Keşif uçağının düşürülmesi,Akçakale’ye top mermisinin atılması,terörün artması olaylarının -belki de, Rusya’nın Türkiye ve arkasında ABD’yi bu esasta düşünmeye yöneltmek
-belki de,giderek ısınan Suriye vesilesiyle ABD ile rekabetin diyalogla çözülmesini temine yönelik hamlesi olarak anlamak gerekiyor.
*
Nitekim Suriye gerilimi ortadan kaldırmak için Rusya’nın Türkiye ve Suriye arasında güvenlik konularında doğrudan iletişim sağlayacak bir mekanizma kurulmasıyla ilgili önerisine sıcak baktığı,teminen doğrudan diyalog kurmaya hazır olduğu teklifini, Türkiye,”Bizim onlarla dost olmamızın bir anlamı yok” ifadesiyle reddediyor.
Ya da İran uranyum zenginleştirilmesiyle ilgili görüşmeler yapmaya hazır olduğunu açıklıyor.
Nükleer probleminin dünya toplumunda uyandırdığı tedirginliğin düzeyini düşürmek üzere barışçı nükleer programı için yüzde 20 oranında zenginleştirilmiş uranyum sevkinin yapılması halinde esnek bir tutum alacağını bildiriyor.

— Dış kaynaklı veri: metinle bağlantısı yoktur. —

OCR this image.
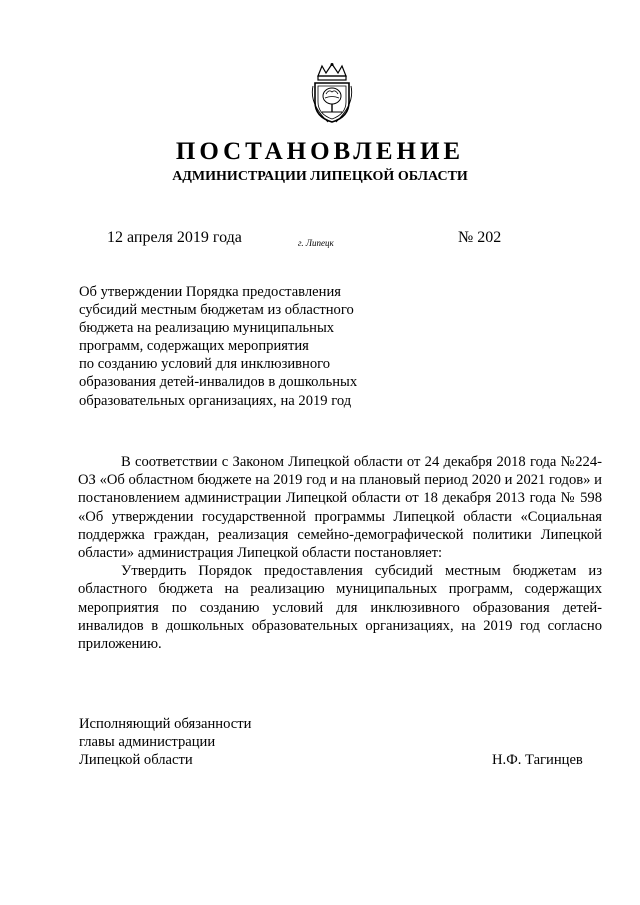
ПОСТАНОВЛЕНИЕ
АДМИНИСТРАЦИИ ЛИПЕЦКОЙ ОБЛАСТИ
12 апреля 2019 года	г. Липецк	№ 202
Об утверждении Порядка предоставления
субсидий местным бюджетам из областного
бюджета на реализацию муниципальных
программ, содержащих мероприятия
по созданию условий для инклюзивного
образования детей-инвалидов в дошкольных
образовательных организациях, на 2019 год

В соответствии с Законом Липецкой области от 24 декабря 2018 года №224-ОЗ «Об областном бюджете на 2019 год и на плановый период 2020 и 2021 годов» и постановлением администрации Липецкой области от 18 декабря 2013 года № 598 «Об утверждении государственной программы Липецкой области «Социальная поддержка граждан, реализация семейно-демографической политики Липецкой области» администрация Липецкой области постановляет:

Утвердить Порядок предоставления субсидий местным бюджетам из областного бюджета на реализацию муниципальных программ, содержащих мероприятия по созданию условий для инклюзивного образования детей-инвалидов в дошкольных образовательных организациях, на 2019 год согласно приложению.

Исполняющий обязанности
главы администрации
Липецкой области	Н.Ф. Тагинцев
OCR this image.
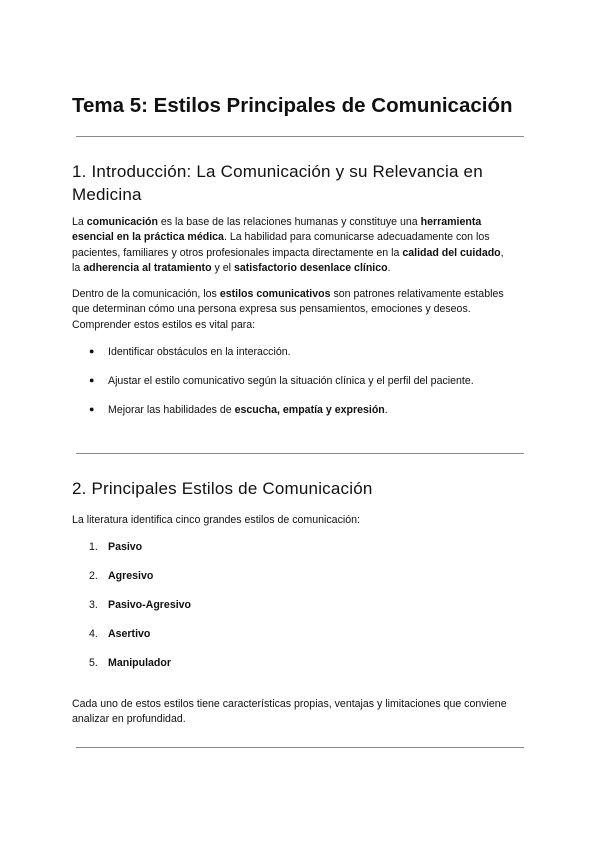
Tema 5: Estilos Principales de Comunicación
1. Introducción: La Comunicación y su Relevancia en
Medicina

La comunicación es la base de las relaciones humanas y constituye una herramienta
esencial en la práctica médica. La habilidad para comunicarse adecuadamente con los
pacientes, familiares y otros profesionales impacta directamente en la calidad del cuidado,
la adherencia al tratamiento y el satisfactorio desenlace clínico.

Dentro de la comunicación, los estilos comunicativos son patrones relativamente estables
que determinan cómo una persona expresa sus pensamientos, emociones y deseos.
Comprender estos estilos es vital para:

● Identificar obstáculos en la interacción.

● Ajustar el estilo comunicativo según la situación clínica y el perfil del paciente.

● Mejorar las habilidades de escucha, empatía y expresión.

2. Principales Estilos de Comunicación

La literatura identifica cinco grandes estilos de comunicación:

1. Pasivo
2. Agresivo
3. Pasivo-Agresivo
4. Asertivo
5. Manipulador

Cada uno de estos estilos tiene características propias, ventajas y limitaciones que conviene
analizar en profundidad.
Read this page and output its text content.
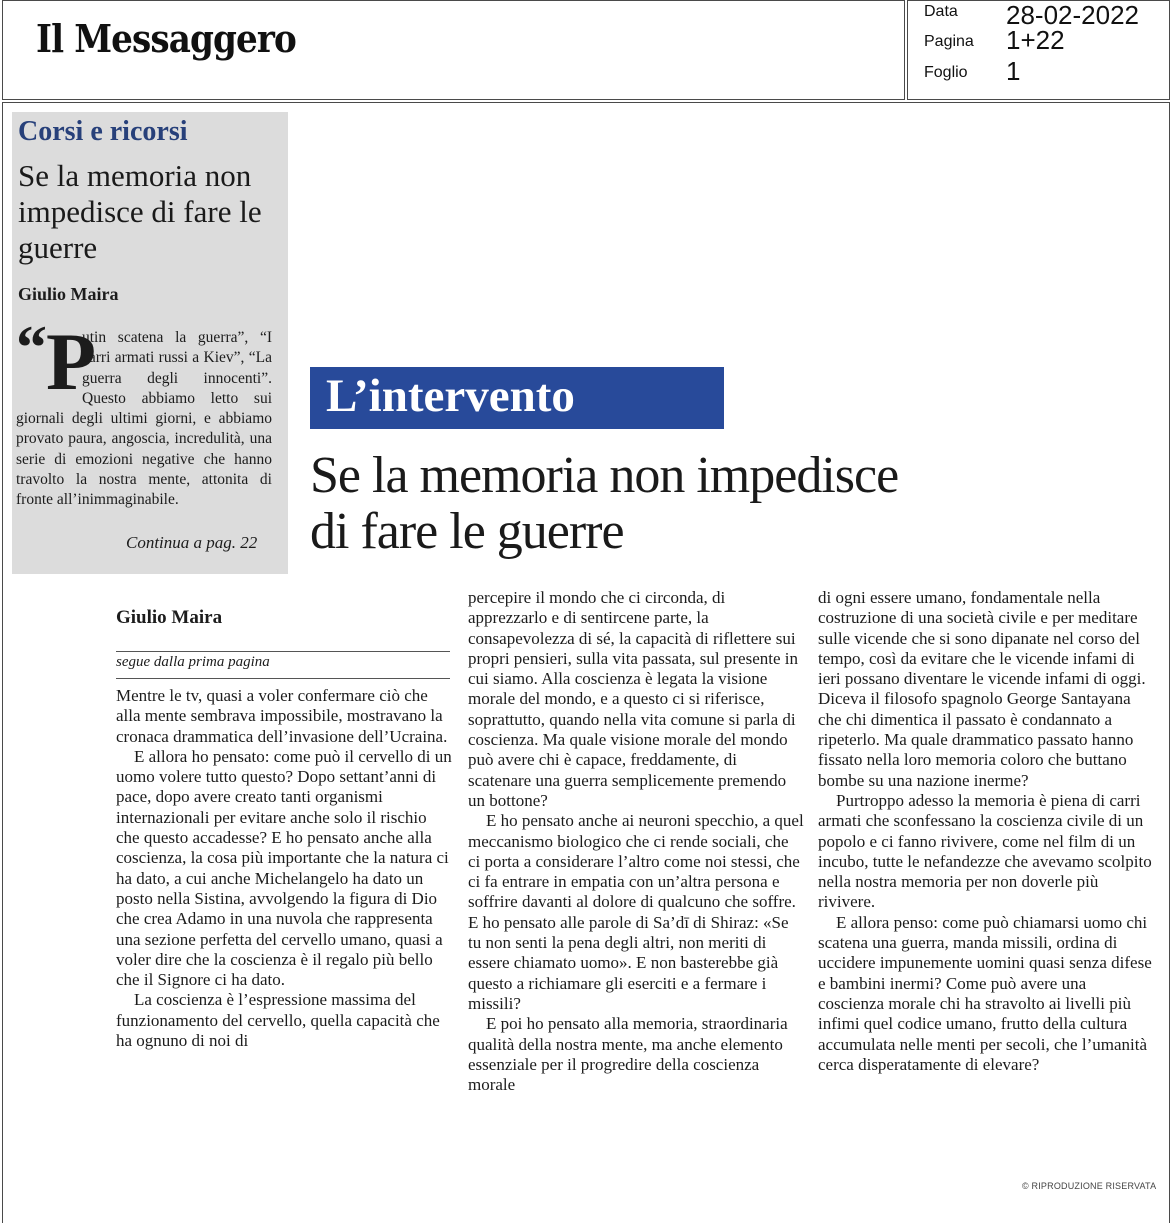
Il Messaggero
Data 28-02-2022
Pagina 1+22
Foglio 1
Corsi e ricorsi
Se la memoria non impedisce di fare le guerre
Giulio Maira
“ P
utin scatena la guerra”, “I carri armati russi a Kiev”, “La guerra degli innocenti”. Questo abbiamo letto sui giornali degli ultimi giorni, e abbiamo provato paura, angoscia, incredulità, una serie di emozioni negative che hanno travolto la nostra mente, attonita di fronte all’inimmaginabile.
Continua a pag. 22
L’intervento
Se la memoria non impedisce di fare le guerre
Giulio Maira
segue dalla prima pagina

Mentre le tv, quasi a voler confermare ciò che alla mente sembrava impossibile, mostravano la cronaca drammatica dell’invasione dell’Ucraina.

E allora ho pensato: come può il cervello di un uomo volere tutto questo? Dopo settant’anni di pace, dopo avere creato tanti organismi internazionali per evitare anche solo il rischio che questo accadesse? E ho pensato anche alla coscienza, la cosa più importante che la natura ci ha dato, a cui anche Michelangelo ha dato un posto nella Sistina, avvolgendo la figura di Dio che crea Adamo in una nuvola che rappresenta una sezione perfetta del cervello umano, quasi a voler dire che la coscienza è il regalo più bello che il Signore ci ha dato.

La coscienza è l’espressione massima del funzionamento del cervello, quella capacità che ha ognuno di noi di

percepire il mondo che ci circonda, di apprezzarlo e di sentircene parte, la consapevolezza di sé, la capacità di riflettere sui propri pensieri, sulla vita passata, sul presente in cui siamo. Alla coscienza è legata la visione morale del mondo, e a questo ci si riferisce, soprattutto, quando nella vita comune si parla di coscienza. Ma quale visione morale del mondo può avere chi è capace, freddamente, di scatenare una guerra semplicemente premendo un bottone?

E ho pensato anche ai neuroni specchio, a quel meccanismo biologico che ci rende sociali, che ci porta a considerare l’altro come noi stessi, che ci fa entrare in empatia con un’altra persona e soffrire davanti al dolore di qualcuno che soffre. E ho pensato alle parole di Sa’dī di Shiraz: «Se tu non senti la pena degli altri, non meriti di essere chiamato uomo». E non basterebbe già questo a richiamare gli eserciti e a fermare i missili?

E poi ho pensato alla memoria, straordinaria qualità della nostra mente, ma anche elemento essenziale per il progredire della coscienza morale

di ogni essere umano, fondamentale nella costruzione di una società civile e per meditare sulle vicende che si sono dipanate nel corso del tempo, così da evitare che le vicende infami di ieri possano diventare le vicende infami di oggi. Diceva il filosofo spagnolo George Santayana che chi dimentica il passato è condannato a ripeterlo. Ma quale drammatico passato hanno fissato nella loro memoria coloro che buttano bombe su una nazione inerme?

Purtroppo adesso la memoria è piena di carri armati che sconfessano la coscienza civile di un popolo e ci fanno rivivere, come nel film di un incubo, tutte le nefandezze che avevamo scolpito nella nostra memoria per non doverle più rivivere.

E allora penso: come può chiamarsi uomo chi scatena una guerra, manda missili, ordina di uccidere impunemente uomini quasi senza difese e bambini inermi? Come può avere una coscienza morale chi ha stravolto ai livelli più infimi quel codice umano, frutto della cultura accumulata nelle menti per secoli, che l’umanità cerca disperatamente di elevare?

© RIPRODUZIONE RISERVATA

Karşılığında güveni sağlamlaştırmak amacı ile gerçekleştireceği her tedbire karşılık olarak kendisine uygulanmakta olan yaptırımlardan birinin kaldırılmasını öngörüyor.
Rağmen Avrupa Birliği şüphe uyandıran nükleer programıyla ilgili uluslararası yükümlülüklerini yerine getirmemekle suçladığı İran’dan doğalgaz ithalini yasaklıyor!
*
Suriye merkezinden dünyaya bir kanatta barış ötekisinde savaşın şavkı vuruyor.
Kargosunda bulunan radar sistemi elektronik aksamının mühimmat olup-olmadığı tartışılırken,Rusya gerilimi düşürmek amacındadır,”Rus-Türk ilişkileri istikrarlı ve sağlam bir temelde gelişmektedir,kimsenin endişelenmesine gerek yoktur”diyor.
Başbakan Erdoğan,”Şu an bizim elimize geçmiş bulunan donanımın kesinlikle askeri donanım olarak görülmesi gerekir. Bunların radar parçaları veya benzeri bir şey olduğunu ifade ederek kıvırtmamak gerekir” diye yanıtlıyor.
Aklımdan kini gözünü döndürmüş İslamcının domuz bağları ve yaklaşan Kurban Bayramında Suriye’de süren katliamlar, dökülen kanlar,yiten canlar geçiyor.